Le gouvernement burkinabè franchit une nouvelle étape dans la régulation de l’enseignement privé. Les secrétaires généraux des ministères en charge de l’Enseignement de base, de l’Enseignement secondaire et de l’Enseignement supérieur ont présenté, ce mardi 14 juillet 2026 à Ouagadougou, les principales dispositions de la nouvelle réglementation des frais de scolarité, dont l’application est prévue dès la prochaine rentrée scolaire et universitaire.

Prenant la parole au nom du ministère de l’Enseignement de base, de l’Alphabétisation et de la Promotion des langues nationales (MEBAPLN), le secrétaire général, Ibrahima Sanon a expliqué que cette réforme répond à la volonté des autorités, de mieux encadrer les coûts pratiqués dans les établissements privés, tout en préservant les intérêts des parents d’élèves et des étudiants.

Le secrétaire général du MEBAPLNI, brahima Sanon

Les nouveaux plafonds des frais de scolarité ont été définis à l’issue de concertations avec les différents acteurs du secteur. Leur fixation repose sur plusieurs paramètres, notamment, la localisation de l’établissement, le niveau des investissements réalisés, la qualité de l’offre éducative, la nature de l’établissement ainsi que les spécificités des filières de formation.

Dans cette dynamique, les établissements privés sont désormais répartis en trois catégories, selon des critères adaptés à chaque niveau d’enseignement.

Pour le préscolaire et le primaire, la classification tient compte de la zone d’implantation, du niveau d’investissement et de la qualité de l’offre éducative. Au post-primaire et au secondaire, le type d’établissement ainsi que le niveau d’enseignement viennent compléter ces critères.

S’agissant de l’enseignement supérieur, les plafonds varient selon les domaines de formation, qu’il s’agisse du système LMD, des BTS, des sciences médicales, des sciences de l’ingénieur ou d’autres filières, en fonction également du niveau d’études et de la qualité de l’offre de formation.

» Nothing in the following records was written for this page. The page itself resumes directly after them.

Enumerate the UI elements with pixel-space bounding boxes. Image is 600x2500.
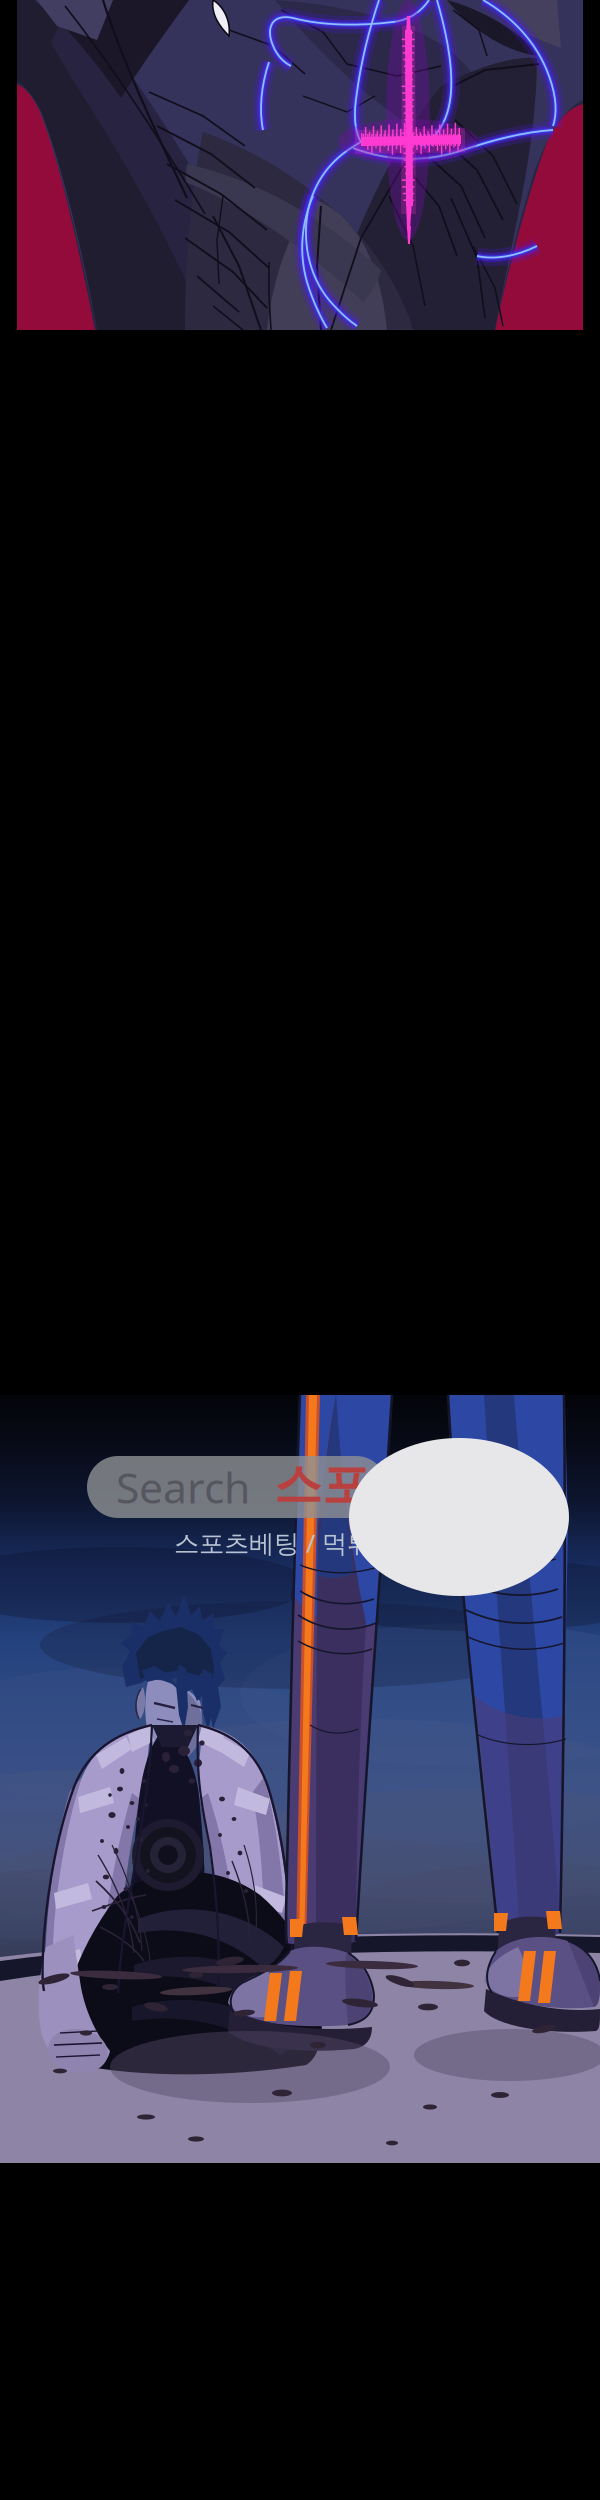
staticText: Search xyxy=(116,1459,250,1515)
staticText: 스포임 xyxy=(274,1456,418,1514)
staticText: 스포츠베팅 / 먹튀검증 커뮤니티 xyxy=(174,1526,530,1560)
button[interactable]: 스포임 xyxy=(274,1461,444,1509)
button[interactable]: Search xyxy=(87,1456,387,1518)
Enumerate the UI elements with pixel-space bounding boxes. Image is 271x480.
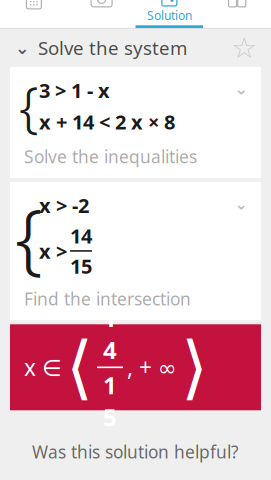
staticText: ⌄ xyxy=(234,80,248,98)
staticText: ⟩ xyxy=(181,328,208,407)
staticText: Find the intersection xyxy=(24,287,191,310)
staticText: ✓ xyxy=(168,0,180,6)
staticText: 15 xyxy=(103,369,117,433)
button[interactable]: Camera xyxy=(68,0,136,28)
staticText: ☆ xyxy=(231,31,257,64)
button[interactable]: Calculator xyxy=(0,0,68,28)
staticText: ⌄ xyxy=(234,195,248,213)
staticText: { xyxy=(15,184,43,287)
staticText: x + 14 < 2 x × 8 xyxy=(39,108,175,135)
staticText: Was this solution helpful? xyxy=(32,440,239,463)
staticText: 3 > 1 - x xyxy=(39,77,110,104)
button[interactable]: { xyxy=(10,182,261,320)
button[interactable]: Solution xyxy=(136,0,203,28)
staticText: x ∈ xyxy=(24,352,62,382)
staticText: 14 xyxy=(70,223,92,249)
button[interactable]: { xyxy=(10,67,261,178)
staticText: { xyxy=(19,70,39,142)
staticText: ⟨ xyxy=(66,328,93,407)
staticText: , + ∞ xyxy=(127,352,177,382)
staticText: ⌄ xyxy=(15,38,30,58)
staticText: Solve the inequalities xyxy=(24,145,197,168)
button[interactable]: Book xyxy=(203,0,271,28)
staticText: x > -2 xyxy=(39,192,89,219)
staticText: 15 xyxy=(70,253,92,279)
button[interactable]: ⌄ xyxy=(0,26,187,70)
staticText: Solution xyxy=(147,7,192,23)
button[interactable]: Favorite xyxy=(231,25,271,70)
staticText: 14 xyxy=(103,302,117,366)
staticText: Solve the system xyxy=(38,36,187,60)
staticText: x > xyxy=(39,238,67,264)
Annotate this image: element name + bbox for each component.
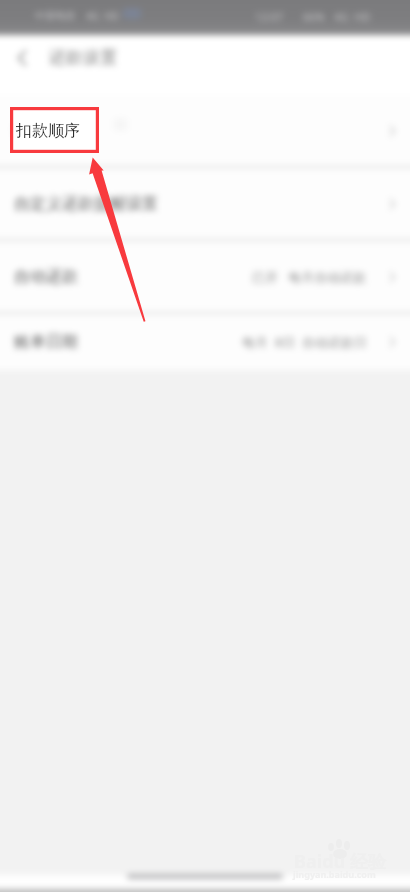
staticText: 中国电信 (35, 9, 75, 22)
button[interactable]: 扣款顺序 (10, 107, 99, 153)
staticText: 4G HD (334, 9, 371, 24)
staticText: 66% (303, 9, 325, 24)
staticText: 12:07 (255, 9, 284, 24)
button[interactable]: 自定义还款提醒设置 (0, 168, 410, 239)
staticText: 扣款顺序 (14, 121, 78, 141)
staticText: 4G (86, 9, 99, 23)
staticText: jingyan.baidu.com (293, 868, 376, 880)
staticText: 扣款顺序 (16, 121, 80, 141)
staticText: 自动还款 (14, 267, 78, 287)
staticText: 每月 8日 自动还款日 (242, 333, 367, 351)
button[interactable]: 自动还款 (0, 241, 410, 312)
staticText: 还款设置 (49, 47, 117, 68)
staticText: 自定义还款提醒设置 (14, 194, 158, 214)
staticText: 已开 每月自动还款 (252, 268, 367, 286)
staticText: HD (104, 9, 119, 23)
staticText: 账单日期 (14, 332, 78, 352)
button[interactable]: 扣款顺序 (0, 95, 410, 166)
button[interactable]: 账单日期 (0, 314, 410, 370)
button[interactable]: Back (7, 41, 37, 75)
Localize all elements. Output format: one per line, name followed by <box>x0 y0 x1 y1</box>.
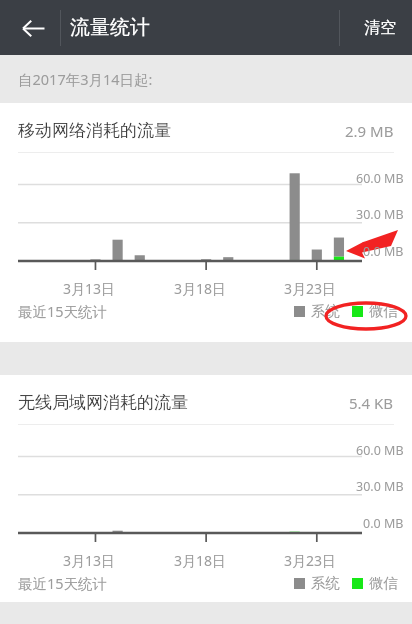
staticText: 30.0 MB <box>356 478 404 495</box>
button[interactable]: 无线局域网消耗的流量 <box>0 375 412 602</box>
staticText: 60.0 MB <box>356 170 404 187</box>
staticText: 0.0 MB <box>363 515 404 532</box>
staticText: 自2017年3月14日起: <box>18 69 153 89</box>
staticText: 流量统计 <box>70 15 150 40</box>
staticText: 3月23日 <box>284 551 337 570</box>
staticText: 60.0 MB <box>356 442 404 459</box>
staticText: 3月13日 <box>63 279 116 298</box>
staticText: 最近15天统计 <box>18 301 108 321</box>
staticText: 3月23日 <box>284 279 337 298</box>
button[interactable]: 移动网络消耗的流量 <box>0 103 412 342</box>
staticText: 3月13日 <box>63 551 116 570</box>
staticText: 最近15天统计 <box>18 573 108 593</box>
staticText: 3月18日 <box>174 551 227 570</box>
staticText: 3月18日 <box>174 279 227 298</box>
staticText: 0.0 MB <box>363 243 404 260</box>
staticText: 移动网络消耗的流量 <box>18 120 171 141</box>
staticText: 系统 <box>311 574 340 592</box>
staticText: 无线局域网消耗的流量 <box>18 392 188 413</box>
staticText: 系统 <box>311 302 340 320</box>
staticText: 微信 <box>369 302 398 320</box>
staticText: 5.4 KB <box>349 393 394 413</box>
button[interactable]: Back <box>6 1 60 55</box>
staticText: 30.0 MB <box>356 206 404 223</box>
staticText: 微信 <box>369 574 398 592</box>
button[interactable]: 清空 <box>348 0 412 55</box>
staticText: 清空 <box>364 18 396 38</box>
staticText: 2.9 MB <box>345 121 394 141</box>
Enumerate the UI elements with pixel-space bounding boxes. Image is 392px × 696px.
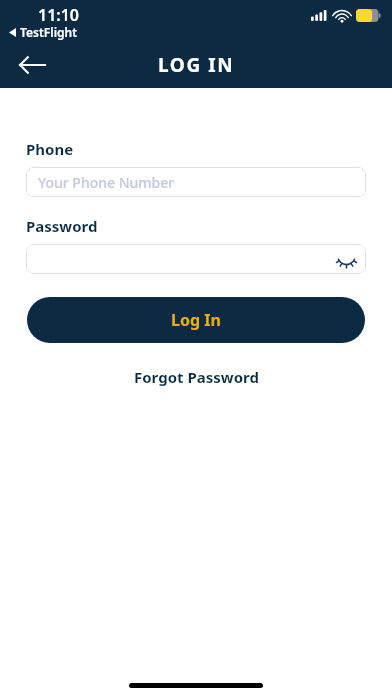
button[interactable]: Show password: [334, 247, 358, 271]
button[interactable]: Forgot Password: [126, 364, 267, 390]
staticText: Log In: [171, 309, 221, 331]
staticText: LOG IN: [158, 52, 235, 78]
staticText: Forgot Password: [134, 367, 259, 387]
button[interactable]: Show password: [26, 244, 366, 274]
button[interactable]: Log In: [27, 297, 365, 343]
staticText: Phone: [26, 139, 74, 159]
staticText: Password: [26, 216, 98, 236]
button[interactable]: Your Phone Number: [26, 167, 366, 197]
staticText: Your Phone Number: [38, 173, 175, 192]
staticText: TestFlight: [20, 24, 78, 40]
staticText: 11:10: [38, 4, 80, 26]
button[interactable]: Back: [10, 43, 54, 87]
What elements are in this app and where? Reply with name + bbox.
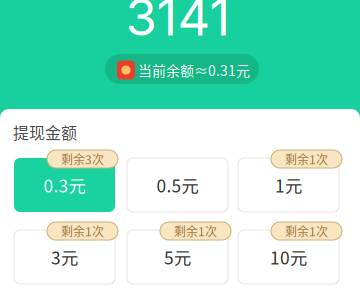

La réforme introduit également un encadrement strict des frais annexes. Désormais, toute contribution non prévue par les textes devra obtenir une autorisation préalable du ministère de tutelle, afin de mettre fin aux prélèvements jugés non réglementaires.

Des journalistes à la conférence de presse

Pour Ibrahima Sanon, cette réglementation poursuit plusieurs objectifs. «Il s’agit de protéger le pouvoir d’achat des familles, de garantir l’accessibilité et l’équité, d’instaurer une transparence totale dans la fixation des coûts, d’assainir le secteur et de consolider un climat de confiance», a-t-il déclaré.

Le secrétaire général a, par ailleurs, prévenu que les établissements qui ne respecteront pas les plafonds fixés s’exposeront à des sanctions.

Celles-ci comprennent, notamment, une pénalité correspondant au double du montant perçu en excès, le remboursement des sommes indûment encaissées ainsi que d’éventuelles mesures administratives pouvant aller jusqu’au déclassement ou à la fermeture de l’établissement.

Enfin, Ibrahima Sanon a appelé les promoteurs d’établissements, les enseignants, les parents d’élèves, les organisations de la société civile et les médias à accompagner la mise en œuvre de cette réforme, qui s’appuie sur le décret adopté en Conseil des ministres le 29 mai 2026 ainsi que sur les arrêtés d’application pris par les ministères concernés.

Avec cette nouvelle réglementation, les autorités burkinabè entendent instaurer un cadre plus équitable et plus transparent dans l’enseignement privé. En harmonisant les frais de scolarité et en encadrant les contributions annexes, le gouvernement ambitionne de mieux protéger les familles tout en renforçant la gouvernance du secteur éducatif.